I laughed as the SUV drove itself along the Petone waterfront. The Mercedes GLC 250 was controlling the speed, keeping itself in the lane and a safe following distance from the truck rumbling along in front of me.

The GLC 250 isn’t exactly a self-driving car, but it’s close. I still had to keep an eye out for intersections and lane changes, but everything else was automatic. This includes headlights that turn on when they sense it’s dark enough and windshield wipers that immediately react to moisture.

Along with a standard reversing camera, the GLC 250 has 360-degree cameras.
Along with a standard reversing camera, the GLC 250 has 360-degree cameras.

Like most high-end vehicles it can park itself, but if you don’t want to give yourself up to a robot car just yet there is another option. Along with a standard reversing camera, you can use its 360-degree cameras. The Mercedes’ dashboard screen shows a “top down” view of your car, with the surroundings shot with a fisheye lens. This makes parking feel almost like a simple video game.

I drove along Wellington harbour, from Eastbourne to Seatoun and then to Island Bay, on a very rainy day and included some short off-road tracks. Even in slippery conditions, I never felt the SUV was in danger of losing traction or stability. In fact, driving the GLC 250 felt a little too easy at times. At times, I realised I was getting complacent about driving; taking too much for granted.

A screen in the middle of the dashboard is nothing new in cars, but the GLC 250 was the first I’ve driven that gave me useful information. When changing driving modes in a regular car — Eco, Sport, etc — there is an element of mystery; I assume something has happened, such as gear ratios have changed, but I don’t know exactly what. The display in the GLC showed me exactly what changed between modes, which helped my driving as I was able to understand why the SUV reacted as it did.

As you’d expect from a luxury vehicle, the interior is wonderful. I didn’t even mind being stuck in gridlock in central Wellington. I cranked up the sound system, opened the sun roof, and just enjoyed the comfortable cabin. Speaking of the stereo, like all new cars you can connect your phone via Bluetooth, but unlike almost every other sound system the music doesn’t automatically play when you start the car up, which is a godsend.

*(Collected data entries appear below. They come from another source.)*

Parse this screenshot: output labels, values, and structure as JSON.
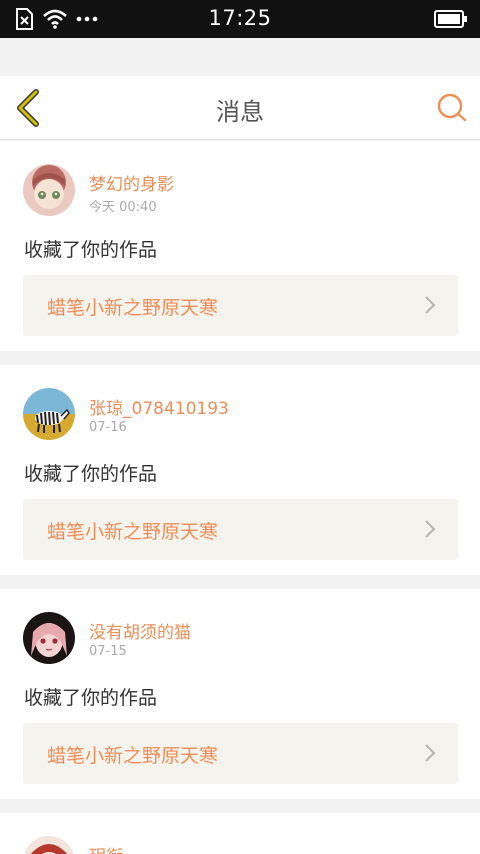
{
  "status": {
    "time": "17:25"
  },
  "nav": {
    "title": "消息"
  },
  "messages": [
    {
      "user": "梦幻的身影",
      "time": "今天 00:40",
      "action": "收藏了你的作品",
      "work": "蜡笔小新之野原天寒"
    },
    {
      "user": "张琼_078410193",
      "time": "07-16",
      "action": "收藏了你的作品",
      "work": "蜡笔小新之野原天寒"
    },
    {
      "user": "没有胡须的猫",
      "time": "07-15",
      "action": "收藏了你的作品",
      "work": "蜡笔小新之野原天寒"
    }
  ],
  "partial": {
    "user": "玥衔"
  },
  "colors": {
    "accent": "#ef8d54",
    "back_icon": "#c8b400",
    "bg": "#f2f2f2"
  },
  "icons": [
    "sim-card-icon",
    "wifi-icon",
    "more-dots-icon",
    "battery-icon",
    "back-arrow-icon",
    "search-icon",
    "chevron-right-icon"
  ]
}
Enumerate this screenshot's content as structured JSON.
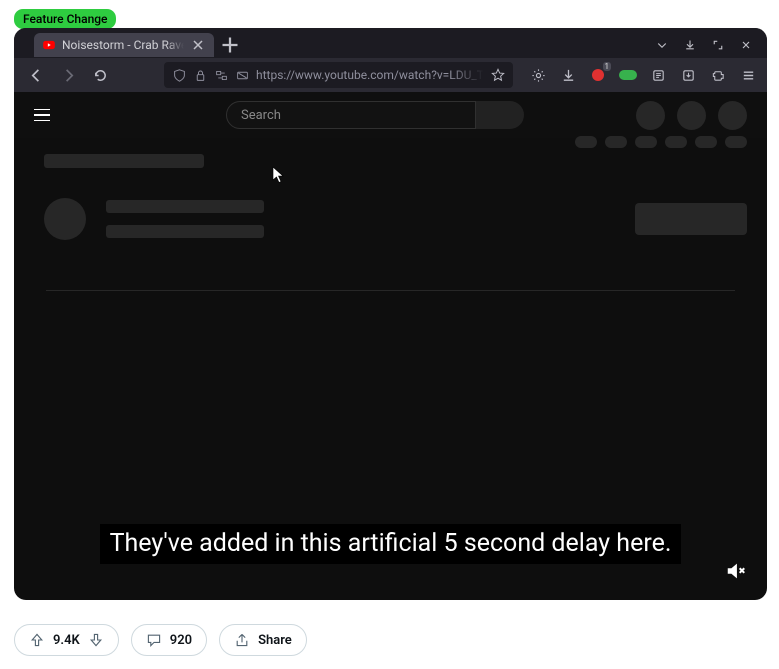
{
  "badge": {
    "label": "Feature Change"
  },
  "browser": {
    "tab": {
      "title": "Noisestorm - Crab Rave ["
    },
    "url": "https://www.youtube.com/watch?v=LDU_Txk",
    "notification_badge": "1"
  },
  "youtube": {
    "search_placeholder": "Search"
  },
  "caption": "They've added in this artificial 5 second delay here.",
  "actions": {
    "upvotes": "9.4K",
    "comments": "920",
    "share": "Share"
  }
}
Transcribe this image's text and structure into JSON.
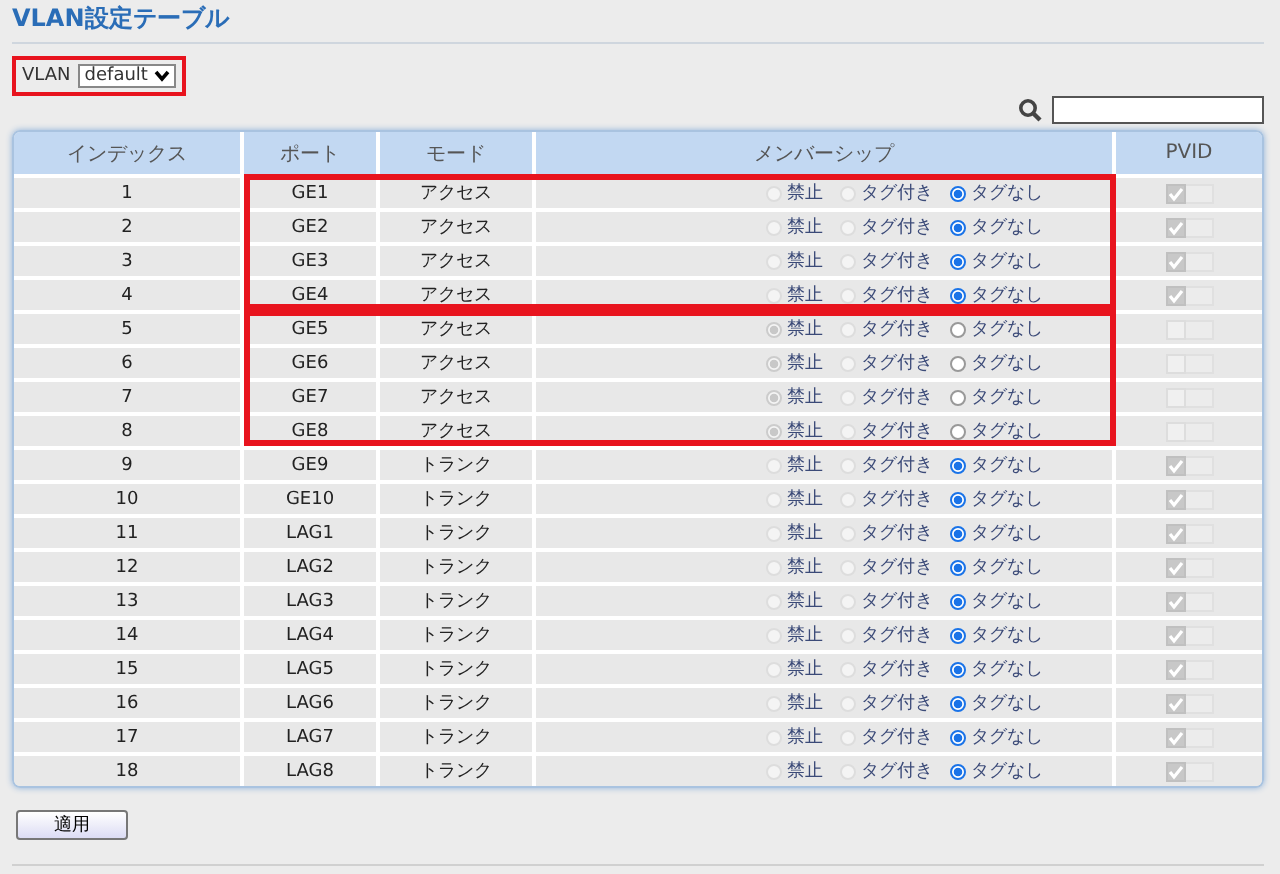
{
  "title": "VLAN設定テーブル",
  "vlan_selector": {
    "label": "VLAN",
    "value": "default",
    "highlighted": true
  },
  "table": {
    "columns": [
      "インデックス",
      "ポート",
      "モード",
      "メンバーシップ",
      "PVID"
    ],
    "rows": [
      {
        "index": "1",
        "port": "GE1",
        "mode": "アクセス",
        "highlighted": true,
        "highlight_start": true,
        "pvid": true,
        "options": [
          {
            "label": "禁止",
            "selected": false,
            "disabled": true
          },
          {
            "label": "タグ付き",
            "selected": false,
            "disabled": true
          },
          {
            "label": "タグなし",
            "selected": true,
            "disabled": false
          }
        ]
      },
      {
        "index": "2",
        "port": "GE2",
        "mode": "アクセス",
        "highlighted": true,
        "highlight_start": false,
        "pvid": true,
        "options": [
          {
            "label": "禁止",
            "selected": false,
            "disabled": true
          },
          {
            "label": "タグ付き",
            "selected": false,
            "disabled": true
          },
          {
            "label": "タグなし",
            "selected": true,
            "disabled": false
          }
        ]
      },
      {
        "index": "3",
        "port": "GE3",
        "mode": "アクセス",
        "highlighted": true,
        "highlight_start": false,
        "pvid": true,
        "options": [
          {
            "label": "禁止",
            "selected": false,
            "disabled": true
          },
          {
            "label": "タグ付き",
            "selected": false,
            "disabled": true
          },
          {
            "label": "タグなし",
            "selected": true,
            "disabled": false
          }
        ]
      },
      {
        "index": "4",
        "port": "GE4",
        "mode": "アクセス",
        "highlighted": true,
        "highlight_start": false,
        "pvid": true,
        "options": [
          {
            "label": "禁止",
            "selected": false,
            "disabled": true
          },
          {
            "label": "タグ付き",
            "selected": false,
            "disabled": true
          },
          {
            "label": "タグなし",
            "selected": true,
            "disabled": false
          }
        ]
      },
      {
        "index": "5",
        "port": "GE5",
        "mode": "アクセス",
        "highlighted": true,
        "highlight_start": true,
        "pvid": false,
        "options": [
          {
            "label": "禁止",
            "selected": true,
            "disabled": true
          },
          {
            "label": "タグ付き",
            "selected": false,
            "disabled": true
          },
          {
            "label": "タグなし",
            "selected": false,
            "disabled": false
          }
        ]
      },
      {
        "index": "6",
        "port": "GE6",
        "mode": "アクセス",
        "highlighted": true,
        "highlight_start": false,
        "pvid": false,
        "options": [
          {
            "label": "禁止",
            "selected": true,
            "disabled": true
          },
          {
            "label": "タグ付き",
            "selected": false,
            "disabled": true
          },
          {
            "label": "タグなし",
            "selected": false,
            "disabled": false
          }
        ]
      },
      {
        "index": "7",
        "port": "GE7",
        "mode": "アクセス",
        "highlighted": true,
        "highlight_start": false,
        "pvid": false,
        "options": [
          {
            "label": "禁止",
            "selected": true,
            "disabled": true
          },
          {
            "label": "タグ付き",
            "selected": false,
            "disabled": true
          },
          {
            "label": "タグなし",
            "selected": false,
            "disabled": false
          }
        ]
      },
      {
        "index": "8",
        "port": "GE8",
        "mode": "アクセス",
        "highlighted": true,
        "highlight_start": false,
        "pvid": false,
        "options": [
          {
            "label": "禁止",
            "selected": true,
            "disabled": true
          },
          {
            "label": "タグ付き",
            "selected": false,
            "disabled": true
          },
          {
            "label": "タグなし",
            "selected": false,
            "disabled": false
          }
        ]
      },
      {
        "index": "9",
        "port": "GE9",
        "mode": "トランク",
        "highlighted": false,
        "pvid": true,
        "options": [
          {
            "label": "禁止",
            "selected": false,
            "disabled": true
          },
          {
            "label": "タグ付き",
            "selected": false,
            "disabled": true
          },
          {
            "label": "タグなし",
            "selected": true,
            "disabled": false
          }
        ]
      },
      {
        "index": "10",
        "port": "GE10",
        "mode": "トランク",
        "highlighted": false,
        "pvid": true,
        "options": [
          {
            "label": "禁止",
            "selected": false,
            "disabled": true
          },
          {
            "label": "タグ付き",
            "selected": false,
            "disabled": true
          },
          {
            "label": "タグなし",
            "selected": true,
            "disabled": false
          }
        ]
      },
      {
        "index": "11",
        "port": "LAG1",
        "mode": "トランク",
        "highlighted": false,
        "pvid": true,
        "options": [
          {
            "label": "禁止",
            "selected": false,
            "disabled": true
          },
          {
            "label": "タグ付き",
            "selected": false,
            "disabled": true
          },
          {
            "label": "タグなし",
            "selected": true,
            "disabled": false
          }
        ]
      },
      {
        "index": "12",
        "port": "LAG2",
        "mode": "トランク",
        "highlighted": false,
        "pvid": true,
        "options": [
          {
            "label": "禁止",
            "selected": false,
            "disabled": true
          },
          {
            "label": "タグ付き",
            "selected": false,
            "disabled": true
          },
          {
            "label": "タグなし",
            "selected": true,
            "disabled": false
          }
        ]
      },
      {
        "index": "13",
        "port": "LAG3",
        "mode": "トランク",
        "highlighted": false,
        "pvid": true,
        "options": [
          {
            "label": "禁止",
            "selected": false,
            "disabled": true
          },
          {
            "label": "タグ付き",
            "selected": false,
            "disabled": true
          },
          {
            "label": "タグなし",
            "selected": true,
            "disabled": false
          }
        ]
      },
      {
        "index": "14",
        "port": "LAG4",
        "mode": "トランク",
        "highlighted": false,
        "pvid": true,
        "options": [
          {
            "label": "禁止",
            "selected": false,
            "disabled": true
          },
          {
            "label": "タグ付き",
            "selected": false,
            "disabled": true
          },
          {
            "label": "タグなし",
            "selected": true,
            "disabled": false
          }
        ]
      },
      {
        "index": "15",
        "port": "LAG5",
        "mode": "トランク",
        "highlighted": false,
        "pvid": true,
        "options": [
          {
            "label": "禁止",
            "selected": false,
            "disabled": true
          },
          {
            "label": "タグ付き",
            "selected": false,
            "disabled": true
          },
          {
            "label": "タグなし",
            "selected": true,
            "disabled": false
          }
        ]
      },
      {
        "index": "16",
        "port": "LAG6",
        "mode": "トランク",
        "highlighted": false,
        "pvid": true,
        "options": [
          {
            "label": "禁止",
            "selected": false,
            "disabled": true
          },
          {
            "label": "タグ付き",
            "selected": false,
            "disabled": true
          },
          {
            "label": "タグなし",
            "selected": true,
            "disabled": false
          }
        ]
      },
      {
        "index": "17",
        "port": "LAG7",
        "mode": "トランク",
        "highlighted": false,
        "pvid": true,
        "options": [
          {
            "label": "禁止",
            "selected": false,
            "disabled": true
          },
          {
            "label": "タグ付き",
            "selected": false,
            "disabled": true
          },
          {
            "label": "タグなし",
            "selected": true,
            "disabled": false
          }
        ]
      },
      {
        "index": "18",
        "port": "LAG8",
        "mode": "トランク",
        "highlighted": false,
        "pvid": true,
        "options": [
          {
            "label": "禁止",
            "selected": false,
            "disabled": true
          },
          {
            "label": "タグ付き",
            "selected": false,
            "disabled": true
          },
          {
            "label": "タグなし",
            "selected": true,
            "disabled": false
          }
        ]
      }
    ]
  },
  "apply_button": "適用"
}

It may sound trivial but I found it useful having buttons on the door for adjusting the seat, rather than having to reach down the side of the seat. The central panel also has several physical switches for controlling interior functions (radio, air-conditioning etc). All of these make for a great user experience. There is no need to take your eyes off the road to read a digital display or use a touchscreen, at least for the basic stuff.

Overall, I enjoyed driving the GLC 250, but it would be even better with an electric engine or even a PHEV. It’s already very quiet to drive and the engine turns off when the vehicle is at rest, I just wanted to plug it in at night. Everything else felt so comfortable and futuristic that a petrol engine felt out of date.

Mercedes GLC 250

$94,900

  • Engine: 1991cc, 4-cylinder, direct injection, turbo-charged petrol
  • Power: 155kW
  • Torque: 350Nm
  • 0-100km/h: 7.3s
  • Drive: permanent all-wheel drive

Extras (on trial car):

COMAND package - $2990

  • 21.3cm touchscreen
  • Navigation
  • Bluetooth integration
  • Voice control system
  • Burmester 9-channel surround sound system

Vision package - $3990

  • Glass sunroof with blinds and heat-insulating glass.
  • Heads-up display

AMG Line package - $2990

  • 20” alloy wheels
  • Sports suspension
  • Privacy glass
  • Sports steering wheel

First Looks are trials of new and interesting products from the perspective of our product experts. Our lab-based tests offer truly objective product comparisons. The GLC 250 was loaned to us by Mercedes-Benz New Zealand.